Lily smiled in relief and bent her head to rest it against Sirius's chest. Her arms went around him in the embrace of an old friend. From somewhere behind him came a vicious hiss. Something, something large and strong and furious, wrenched Lily away and tossed her toward the pane of nothing. Regulus loomed over Sirius, his eyes filled with rage.

'No!' screamed the little old wizard, frowning at Lily. 'Keep her away!'

'Fleshie!' the little girl screamed, apparently in agreement.

Sirius's hope was starting to fade like the colour from Lily's face. It was being replaced by horror and resignation. 'Harry...' he whispered sadly, looking down at the grey ground. He didn't hear when Lily whispered it feebly back at him.

'You've all waited too long!' a tall, stately female shade declared, breaking away from the crowd and marching purposefully toward Sirius. 'I don't intend to waste this one!'

'Nooo!'

A dark grey blur burst through the fat shade in the evening dress, tumbling to a skidding halt directly between Sirius and the other shade. Sirius looked up at it quickly, shocked to find what he did.

It was James Potter -- or, at least, used to be James Potter. Now it was only a fragile, wispy shadow of him. But either way, it was another familiar face to Sirius. And Sirius got the impression that this one wasn't all that in to fleshies, either.

'What do you think you're doing?' snapped the woman, her grey face contorted in anger. 'Move aside!'

'No,' repeated James, standing as firmly as almost-fog could. 'I won't let you, not to him.'

Sirius didn't try to hide it when the tear leaked out. Somehow, having James in front of him, knowing that he didn't need any spoken names to bring him back, made Sirius feel a lot safer.

'You... won't let us?' sputtered Regulus, trying to push past James and get at Sirius. 'That's the most ridiculous --'

Silently, James put a hand on his chest and pushed him backwards. For a moment, Regulus and the woman behind him meshed together in a mass of shadow, then they reformed, and toppled to the ground.

James's voice was firm, and warm. 'Yes. Won't let you. You're not getting him.'

The hairs on the back of Sirius's neck rose, and he whipped his head around to see the little girl, grinning toothily at him. Her hands were up, prepared to snake around his neck. Then Lily's hand appeared, and tried to slap the girl's away. She received a hiss and a snarl for her trouble.

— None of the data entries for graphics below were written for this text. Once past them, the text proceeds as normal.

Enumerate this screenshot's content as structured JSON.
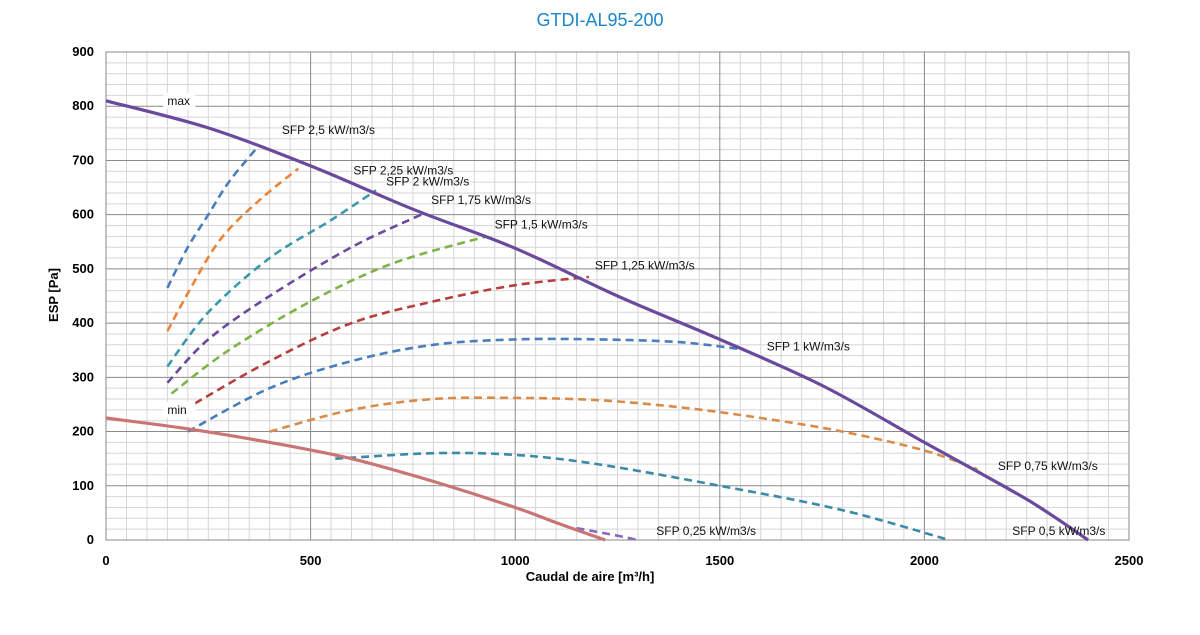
{
  "chart_data": {
    "type": "line",
    "title": "GTDI-AL95-200",
    "xlabel": "Caudal de aire [m³/h]",
    "ylabel": "ESP  [Pa]",
    "xlim": [
      0,
      2500
    ],
    "ylim": [
      0,
      900
    ],
    "x_ticks": [
      "0",
      "500",
      "1000",
      "1500",
      "2000",
      "2500"
    ],
    "y_ticks": [
      "0",
      "100",
      "200",
      "300",
      "400",
      "500",
      "600",
      "700",
      "800",
      "900"
    ],
    "grid": true,
    "colors": {
      "max": "#6a4a9c",
      "min": "#c97575",
      "title": "#1a86c8"
    },
    "series": [
      {
        "name": "max",
        "style": "solid",
        "color": "#6a4a9c",
        "points": [
          [
            0,
            810
          ],
          [
            250,
            760
          ],
          [
            500,
            690
          ],
          [
            750,
            610
          ],
          [
            1000,
            538
          ],
          [
            1250,
            450
          ],
          [
            1500,
            370
          ],
          [
            1750,
            285
          ],
          [
            2000,
            180
          ],
          [
            2250,
            75
          ],
          [
            2400,
            0
          ]
        ]
      },
      {
        "name": "min",
        "style": "solid",
        "color": "#c97575",
        "points": [
          [
            0,
            225
          ],
          [
            200,
            205
          ],
          [
            400,
            180
          ],
          [
            600,
            150
          ],
          [
            800,
            108
          ],
          [
            1000,
            60
          ],
          [
            1100,
            32
          ],
          [
            1220,
            0
          ]
        ]
      },
      {
        "name": "SFP 2,5 kW/m3/s",
        "style": "dashed",
        "color": "#4a7ebb",
        "points": [
          [
            150,
            465
          ],
          [
            200,
            540
          ],
          [
            250,
            600
          ],
          [
            300,
            660
          ],
          [
            365,
            720
          ]
        ]
      },
      {
        "name": "SFP 2,25 kW/m3/s",
        "style": "dashed",
        "color": "#e8853a",
        "points": [
          [
            150,
            385
          ],
          [
            200,
            455
          ],
          [
            280,
            555
          ],
          [
            380,
            630
          ],
          [
            470,
            685
          ]
        ]
      },
      {
        "name": "SFP 2 kW/m3/s",
        "style": "dashed",
        "color": "#3a9aaa",
        "points": [
          [
            150,
            320
          ],
          [
            250,
            420
          ],
          [
            400,
            520
          ],
          [
            550,
            590
          ],
          [
            660,
            645
          ]
        ]
      },
      {
        "name": "SFP 1,75 kW/m3/s",
        "style": "dashed",
        "color": "#6a4a9c",
        "points": [
          [
            150,
            290
          ],
          [
            250,
            370
          ],
          [
            400,
            450
          ],
          [
            600,
            540
          ],
          [
            770,
            600
          ]
        ]
      },
      {
        "name": "SFP 1,5 kW/m3/s",
        "style": "dashed",
        "color": "#7fb34a",
        "points": [
          [
            160,
            270
          ],
          [
            300,
            350
          ],
          [
            500,
            440
          ],
          [
            700,
            510
          ],
          [
            930,
            560
          ]
        ]
      },
      {
        "name": "SFP 1,25 kW/m3/s",
        "style": "dashed",
        "color": "#b83e3e",
        "points": [
          [
            190,
            240
          ],
          [
            400,
            330
          ],
          [
            600,
            400
          ],
          [
            800,
            440
          ],
          [
            1000,
            470
          ],
          [
            1180,
            485
          ]
        ]
      },
      {
        "name": "SFP 1 kW/m3/s",
        "style": "dashed",
        "color": "#4a7ebb",
        "points": [
          [
            200,
            200
          ],
          [
            400,
            280
          ],
          [
            600,
            330
          ],
          [
            800,
            360
          ],
          [
            1000,
            370
          ],
          [
            1200,
            370
          ],
          [
            1400,
            365
          ],
          [
            1550,
            352
          ]
        ]
      },
      {
        "name": "SFP 0,75 kW/m3/s",
        "style": "dashed",
        "color": "#d98b4a",
        "points": [
          [
            400,
            200
          ],
          [
            600,
            240
          ],
          [
            800,
            260
          ],
          [
            1000,
            262
          ],
          [
            1200,
            258
          ],
          [
            1400,
            245
          ],
          [
            1600,
            225
          ],
          [
            1800,
            200
          ],
          [
            2000,
            165
          ],
          [
            2130,
            130
          ]
        ]
      },
      {
        "name": "SFP 0,5 kW/m3/s",
        "style": "dashed",
        "color": "#3a8aa8",
        "points": [
          [
            560,
            150
          ],
          [
            800,
            160
          ],
          [
            1000,
            157
          ],
          [
            1200,
            140
          ],
          [
            1500,
            100
          ],
          [
            1800,
            55
          ],
          [
            2060,
            0
          ]
        ]
      },
      {
        "name": "SFP 0,25 kW/m3/s",
        "style": "dashed",
        "color": "#8a6abc",
        "points": [
          [
            1150,
            22
          ],
          [
            1200,
            15
          ],
          [
            1250,
            8
          ],
          [
            1300,
            0
          ]
        ]
      }
    ],
    "annotations": [
      {
        "text": "max",
        "x": 150,
        "y": 810
      },
      {
        "text": "min",
        "x": 150,
        "y": 240
      },
      {
        "text": "SFP 2,5 kW/m3/s",
        "x": 415,
        "y": 740
      },
      {
        "text": "SFP 2,25 kW/m3/s",
        "x": 590,
        "y": 665
      },
      {
        "text": "SFP 2 kW/m3/s",
        "x": 670,
        "y": 645
      },
      {
        "text": "SFP 1,75 kW/m3/s",
        "x": 780,
        "y": 610
      },
      {
        "text": "SFP 1,5 kW/m3/s",
        "x": 935,
        "y": 565
      },
      {
        "text": "SFP 1,25 kW/m3/s",
        "x": 1180,
        "y": 490
      },
      {
        "text": "SFP 1 kW/m3/s",
        "x": 1600,
        "y": 340
      },
      {
        "text": "SFP 0,75 kW/m3/s",
        "x": 2165,
        "y": 120
      },
      {
        "text": "SFP 0,5 kW/m3/s",
        "x": 2200,
        "y": 0
      },
      {
        "text": "SFP 0,25 kW/m3/s",
        "x": 1330,
        "y": 0
      }
    ]
  }
}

'Sirius.' It was James again, speaking very quietly but clearly. 'You have to fight back. Not even having a shadow on your side can help you unless you're willing to do something for yourself.'

'But...' Sirius felt helpless, with the gazes of so many things upon him. 'There's nothing I can do!' The little girl laughed in his ear.

'Pretty man... but so silly.'

His disgust -- at having let himself get hit by Bellatrix's curse, at being stupid enough to fall through the Veil, at the proceedings since, at everything -- suddenly seemed more than he could take, and he had to get it out. 'Get away from me!' He threw up his hands and batted at the girl.

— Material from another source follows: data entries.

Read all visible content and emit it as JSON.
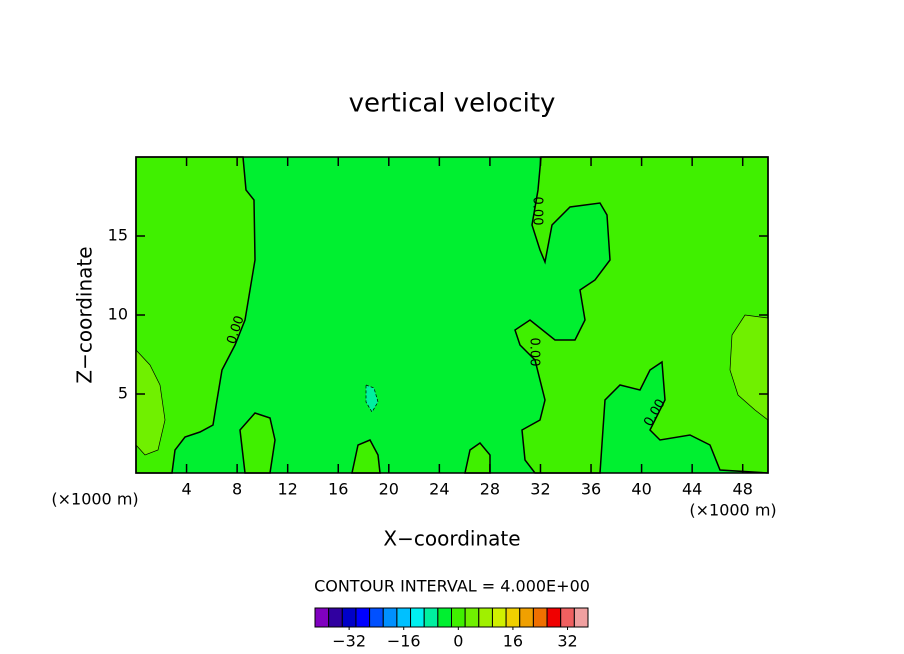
{
  "chart_data": {
    "type": "contour",
    "title": "vertical velocity",
    "xlabel": "X−coordinate",
    "ylabel": "Z−coordinate",
    "x_unit_label": "(×1000 m)",
    "y_unit_label": "(×1000 m)",
    "xlim": [
      0,
      50
    ],
    "ylim": [
      0,
      20
    ],
    "xticks": [
      4,
      8,
      12,
      16,
      20,
      24,
      28,
      32,
      36,
      40,
      44,
      48
    ],
    "yticks": [
      5,
      10,
      15
    ],
    "contour_interval_label": "CONTOUR INTERVAL = 4.000E+00",
    "contour_labels": [
      "0.00",
      "0.00",
      "0.00",
      "0.00"
    ],
    "colorbar": {
      "clim": [
        -40,
        40
      ],
      "colors": [
        "#8000c0",
        "#3000a0",
        "#0000c8",
        "#0000ff",
        "#0050ff",
        "#0090ff",
        "#00c0ff",
        "#00f0f0",
        "#00f0a0",
        "#00f030",
        "#40f000",
        "#70f000",
        "#a0f000",
        "#d0f000",
        "#f0d000",
        "#f0a000",
        "#f07000",
        "#f00000",
        "#f06060",
        "#f0a0a0"
      ],
      "ticks": [
        {
          "value": -32,
          "label": "−32"
        },
        {
          "value": -16,
          "label": "−16"
        },
        0,
        16,
        32
      ]
    }
  }
}
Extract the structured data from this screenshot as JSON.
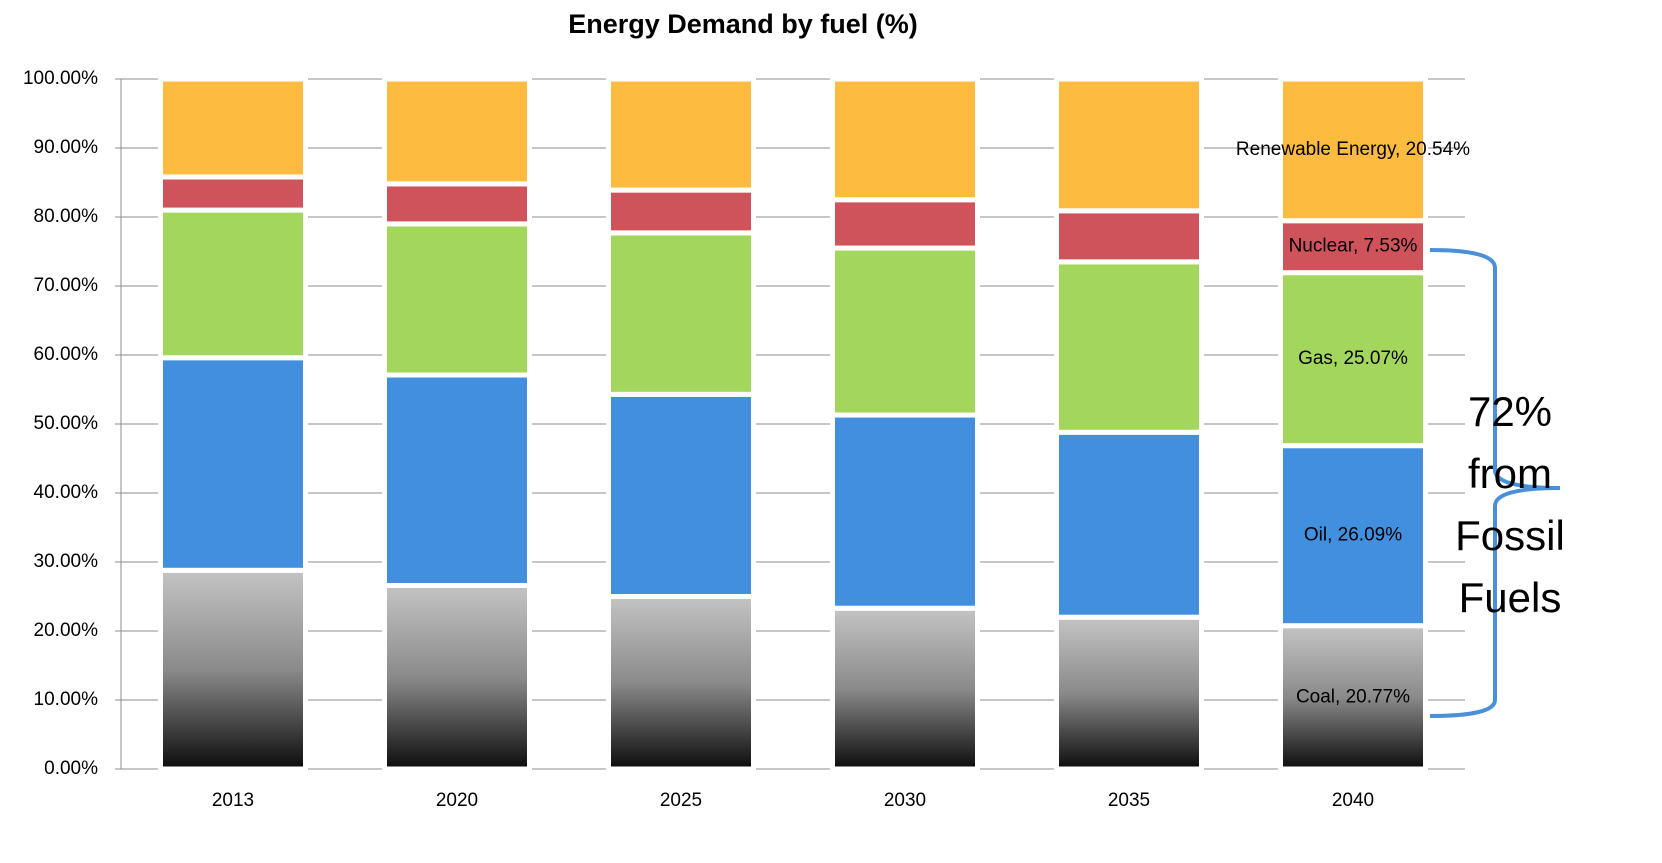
{
  "chart_data": {
    "type": "stacked_bar",
    "title": "Energy Demand by fuel (%)",
    "categories": [
      "2013",
      "2020",
      "2025",
      "2030",
      "2035",
      "2040"
    ],
    "series": [
      {
        "name": "Coal",
        "color": "#8a8a8a",
        "values": [
          28.8,
          26.6,
          25.0,
          23.3,
          22.0,
          20.77
        ],
        "value_labels": [
          null,
          null,
          null,
          null,
          null,
          "Coal, 20.77%"
        ]
      },
      {
        "name": "Oil",
        "color": "#418fde",
        "values": [
          30.8,
          30.5,
          29.3,
          28.0,
          26.8,
          26.09
        ],
        "value_labels": [
          null,
          null,
          null,
          null,
          null,
          "Oil, 26.09%"
        ]
      },
      {
        "name": "Gas",
        "color": "#a3d65c",
        "values": [
          21.4,
          21.9,
          23.4,
          24.2,
          24.7,
          25.07
        ],
        "value_labels": [
          null,
          null,
          null,
          null,
          null,
          "Gas, 25.07%"
        ]
      },
      {
        "name": "Nuclear",
        "color": "#cf535b",
        "values": [
          4.8,
          5.8,
          6.2,
          7.0,
          7.4,
          7.53
        ],
        "value_labels": [
          null,
          null,
          null,
          null,
          null,
          "Nuclear, 7.53%"
        ]
      },
      {
        "name": "Renewable Energy",
        "color": "#fdbb3f",
        "values": [
          14.2,
          15.2,
          16.1,
          17.5,
          19.1,
          20.54
        ],
        "value_labels": [
          null,
          null,
          null,
          null,
          null,
          "Renewable Energy, 20.54%"
        ]
      }
    ],
    "ylim": [
      0,
      100
    ],
    "yticks": [
      {
        "value": 0,
        "label": "0.00%"
      },
      {
        "value": 10,
        "label": "10.00%"
      },
      {
        "value": 20,
        "label": "20.00%"
      },
      {
        "value": 30,
        "label": "30.00%"
      },
      {
        "value": 40,
        "label": "40.00%"
      },
      {
        "value": 50,
        "label": "50.00%"
      },
      {
        "value": 60,
        "label": "60.00%"
      },
      {
        "value": 70,
        "label": "70.00%"
      },
      {
        "value": 80,
        "label": "80.00%"
      },
      {
        "value": 90,
        "label": "90.00%"
      },
      {
        "value": 100,
        "label": "100.00%"
      }
    ],
    "grid": true,
    "annotation": [
      "72%",
      "from",
      "Fossil",
      "Fuels"
    ]
  }
}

She didn't fall away, as he'd expected her to. His hand passed through her.

Everything seemed to stop.

'I hate that,' cursed the spindly old man, shaking his head. Little bits of it were falling away, dissolving into vapor. That was when Sirius noticed that everyone but Lily and James were disappearing.

'What's going on?' Sirius asked of James, bemused. James only beamed at him, starting to fade as well.

He couldn't have that.

'No! What are you doing? You can't go! Stop!' he cried, frantic again. He dove toward James, trying grab hold of him and keep him from leaving. But you can't hold mist and you can't cling to fog, it just doesn't work. James passed through his fingers like the little girl had. 'James! Prongs! Don't leave me!'

'We have to, Sirius,' Lily whispered. 'You've vanished us when you vanished the others. You've won, don't you see. We can't all stay together, not yet...'

'But... but... I want to!' he protested, realising after he said it that he meant it.

'No,' James snapped. 'I gave you a responsibility in my son, Padfoot. Get your arse out there and fulfill it.'

Lily smiled. 'All you have to do is find your way out.'

And then they were both gone.

And Sirius was alone.

In the mist and the fog.

And he had no clue what he was supposed to do.